You mean M&A on the integration side or --?
Again, we are checking some – we did some transactions not specifically acquiring companies on the integration side, but we did something in order to get the first steps towards getting more integration technologies assuming those investments will mature.
Okay, that’s helpful. Thank you very much and good job and good results.
The next question is from Bhavan Suri of William Blair. Please go ahead.
Hi. This is Sarah Shizas in for Bhavan. Thanks for taking my questions. It looks like overall gross margins picked up sequentially. Can you provide any color on the license services revenue mix during the quarter and how you expect that mix to trend over the remainder of the year?
With respect to our revenues, in this year basically the majority of the increase in our revenues came from the professional service side. This is why we feel kind of a – sort of a shift of 2% growing the operation of our professional services over the operations that we have on the licenses in the software solutions. Still on that note, we did see – we do see all the time an increase in our sales of integration licenses just this year and continuing to 2017. We managed to increase our integration capacity last year by 25%, this year at the beginning of the year we’re already improved the business by 15%.
Great, thank you. And can you provide any more context on what’s driving the growth in North America and Israel? Is it demand for particular product or seeing strength in any particular vertical?
I think it’s all over the place. It’s between organizations that are moving towards the digital world, a lot of integration stuff between on premise and off premise. You name it, it’s all over.
Okay. And one last one for me given the strong growth during the quarter and the demand you’re seeing in the market, is maintaining the revenue guidance 10% to 14% for the full year conservative?
It depends who you ask. If you ask me, it’s probably conservative. If you ask Asaf, then probably he would say we need to wait.
Okay, great. Thanks for taking my questions.
Our next question is from Kevin Dede of H.C. Wainwright. Please go ahead.
Thank you. Thanks for taking the call. Back to gross margin, it’s I guess intriguing that professional services increased, gross margin increased even though you would think there are more software renewals in the early part of the year, software license renewals. I was just kind of hoping you could put that in context for me.
If you look at 2017 versus 2018, then gross margin is pretty much stable. We’re at the 35% mark. Not that significant achieved. In Q4 of 2017, we had – as end of the year, we had some projects that didn’t meet let’s say the profitability that we expected there. And in the first quarter of 2018, we pretty much went back to what is our standard gross margin on our projects.
And when you talk about the renewals, it’s spread all over the year. It’s not something that you’ll see in the first quarter.
Okay. I thought most of them fell in the first half. Thanks, Guy. We can’t look into that and consider that maybe gross margin might suffer for the balance of the year?
Yes, sort of a question.
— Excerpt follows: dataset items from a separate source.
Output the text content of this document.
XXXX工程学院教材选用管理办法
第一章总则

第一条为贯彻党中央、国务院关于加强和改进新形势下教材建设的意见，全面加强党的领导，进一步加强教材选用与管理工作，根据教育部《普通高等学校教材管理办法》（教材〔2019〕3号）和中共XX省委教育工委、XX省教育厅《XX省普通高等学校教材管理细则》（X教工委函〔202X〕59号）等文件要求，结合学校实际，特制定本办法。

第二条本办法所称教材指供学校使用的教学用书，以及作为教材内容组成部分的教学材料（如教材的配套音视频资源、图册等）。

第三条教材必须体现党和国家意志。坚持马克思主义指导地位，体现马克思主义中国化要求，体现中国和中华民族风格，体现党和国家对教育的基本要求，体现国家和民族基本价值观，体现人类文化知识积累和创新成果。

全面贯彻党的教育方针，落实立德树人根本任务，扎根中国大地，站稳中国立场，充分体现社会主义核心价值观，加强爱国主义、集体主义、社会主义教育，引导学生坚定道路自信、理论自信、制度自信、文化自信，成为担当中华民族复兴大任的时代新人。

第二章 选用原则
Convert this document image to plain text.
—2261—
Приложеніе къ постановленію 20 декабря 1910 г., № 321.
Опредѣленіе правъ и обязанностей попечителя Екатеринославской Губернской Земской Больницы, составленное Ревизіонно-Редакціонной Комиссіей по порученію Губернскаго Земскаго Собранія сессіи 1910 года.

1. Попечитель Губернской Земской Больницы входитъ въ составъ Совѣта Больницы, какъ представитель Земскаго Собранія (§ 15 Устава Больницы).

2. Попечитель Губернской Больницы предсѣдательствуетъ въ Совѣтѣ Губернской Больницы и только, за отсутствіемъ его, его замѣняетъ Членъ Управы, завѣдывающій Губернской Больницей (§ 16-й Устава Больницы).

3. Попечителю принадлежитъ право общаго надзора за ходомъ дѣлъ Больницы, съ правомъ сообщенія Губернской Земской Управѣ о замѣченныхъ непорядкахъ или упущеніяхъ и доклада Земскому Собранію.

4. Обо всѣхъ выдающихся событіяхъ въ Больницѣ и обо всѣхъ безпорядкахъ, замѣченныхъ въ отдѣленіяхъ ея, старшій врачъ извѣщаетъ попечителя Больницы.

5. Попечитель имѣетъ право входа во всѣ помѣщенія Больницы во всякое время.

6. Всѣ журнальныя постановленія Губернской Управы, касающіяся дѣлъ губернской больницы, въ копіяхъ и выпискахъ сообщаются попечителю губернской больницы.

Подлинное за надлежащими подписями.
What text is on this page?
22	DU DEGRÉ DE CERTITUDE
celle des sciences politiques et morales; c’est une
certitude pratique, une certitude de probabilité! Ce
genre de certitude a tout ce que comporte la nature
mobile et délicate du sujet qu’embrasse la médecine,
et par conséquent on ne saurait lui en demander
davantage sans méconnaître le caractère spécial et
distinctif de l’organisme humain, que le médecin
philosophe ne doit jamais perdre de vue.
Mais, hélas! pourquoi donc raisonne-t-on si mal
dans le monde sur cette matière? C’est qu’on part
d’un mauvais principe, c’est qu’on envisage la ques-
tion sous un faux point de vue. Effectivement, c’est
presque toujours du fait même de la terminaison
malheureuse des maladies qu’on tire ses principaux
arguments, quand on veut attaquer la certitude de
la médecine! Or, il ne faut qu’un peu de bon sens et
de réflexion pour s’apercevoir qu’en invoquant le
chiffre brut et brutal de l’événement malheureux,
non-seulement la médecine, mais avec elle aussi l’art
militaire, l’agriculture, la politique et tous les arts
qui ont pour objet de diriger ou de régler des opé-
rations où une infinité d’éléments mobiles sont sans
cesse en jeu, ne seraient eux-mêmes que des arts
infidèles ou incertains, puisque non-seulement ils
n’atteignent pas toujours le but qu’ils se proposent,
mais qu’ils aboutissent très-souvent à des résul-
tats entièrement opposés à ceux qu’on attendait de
I’m just wondering I guess whether you want to confirm that logic or not?
I believe that 35% is the range where our gross margin should be this year.
Okay, fair enough. Thanks, Asaf. On the integration side and the cloud and the new software launch the second half of last year, I was wondering if you can give us any insight on how your customers are reacting to that and whether or not you’re seeing more implementations?
Okay. So on the integration side, we definitely – it’s something which evolves. Meaning, we see the customers all the time moving and dealing with integration issues and as a result you can see that we are doing well. The company is growing and we get a lot more projects. On the new product that we just launched last year, we see some first good signs; so yet to be seen. It’s building up.
Guy, are you happy with what you’re seeing? How would you characterize it versus your expectations and how would you characterize it versus competitive offerings that you’ve seen?
Okay, so you asked if I’m happy. Knowing me, you know that I’m never happy. I would say that in comparison to what we see in the market in terms of the technology, in terms of what’s going on, we do get nice achievements, the business is growing not bad. Of course I want it to grow faster but all-in-all, it’s okay. I cannot say that I’m not disappointed but I want to push the business further.
Okay. So now if I ask Asaf, Asaf’s going to tell me he’s happy because he’s made all the numbers.
He’ll say even very happy.
I’m happy to meet your guidance.
So can you tell me how your marketing that capability and how your sales team is offering it not just to new clients – not just to existing clients but to new ones?
It depends. We’re working on online promotions. We attend of course the major ecosystem events. We are working together with ecosystem partners in order to promote our business through their channel. We have today something around 140 sales personnel that are doing the calls and doing the meetings. This is what pushes the revenues forward.
Okay. If I remember correctly though, Asaf, the focus for the cloud integration software isn’t really so much for existing clients as much as it is new ones?
Okay, all right. So can you speak a little bit to the shekel-dollar relationship? I know last year we saw some pretty good appreciation in shekel and I was wondering if you might expect that expenses sort of stay static at this level versus last year given the change in the currencies.
I think that today we need to remember that 35% of our business is coming from Israel. That means that 35% -- a significant portion of our profits as well are generated in Israel. The fact that we saw, let’s say, during the last month or so the appreciation of the U.S. dollar versus the shekel may impact our results but still I don’t think that that would have a material effect. On the other hand, we do see other currencies like the Japanese yen and the euro and the pound getting stronger compared to last year. So I think that all-in-all, the fact that we are still in some way diversified in the geographic that we are working that helps us to balance our exposure to changes in currencies.
Okay. As you look through the balance of the year, can you talk a little bit to how you see your – use of your resources? It looks like the first quarter was a little maybe heavier on professional services and I’m wondering where your headcount is on that and where you think it needs to be to meet the expectations that you’ve offered?
We have today 80% of our staff at professional services, around 1,600 employees. It has begun to be always a struggle to locate new employees, but we are working very hard in order to facilitate our ways to continue and grow the business. Let’s say that we don’t have any bench today but we don’t see or we didn’t see until now any struggle by recruiting new employees that holds our growth potential until now.
Okay. Just to confirm, Asaf, 1,600 total and 80% on professional services?
All right. And you’re comfortable that you’ve been able to source the talent that you need to meet requirements?
Okay. Thank you very much – oh, one last question for Amit. Amit, can you offer a little insight to the acquisition pipeline? I know it’s something you’ve been working on hard. And I know it’s an important component to your growth, it has been in the past. We haven’t seen anything I guess sort of headline. I’m just kind of wondering is it still sort of the same situation where sellers are demanding too high a multiple?
We have a few opportunities currently on early stage that we are reviewing and we hope that some of them we’ll execute it in the end. But as you know, we will keep once it will be closed.
Okay. And how about some of the deals that you’ve done more recently where you haven’t taken 100% position? Are you considering I guess wrapping them up so that they’re fully owned or --?
Always we have a call option but we are happy with the situation where the seller is holding some percentage that they have an incentive to run the business and to show a growth year-over-year.
Okay. Okay, gentlemen, thank you very much for entertaining all my questions. I really appreciate it and congrats on the nice job.
There are no further questions at this time. Mr. Bernstein, would you like to make your concluding statements.
Thank you everyone for joining the call and hopefully we’ll bring you some more good news in the next quarters. Thank you.
Thank you. This concludes the Magic Software Enterprises Ltd. first quarter 2018 results conference call. Thank you for your participation. You may go ahead and disconnect.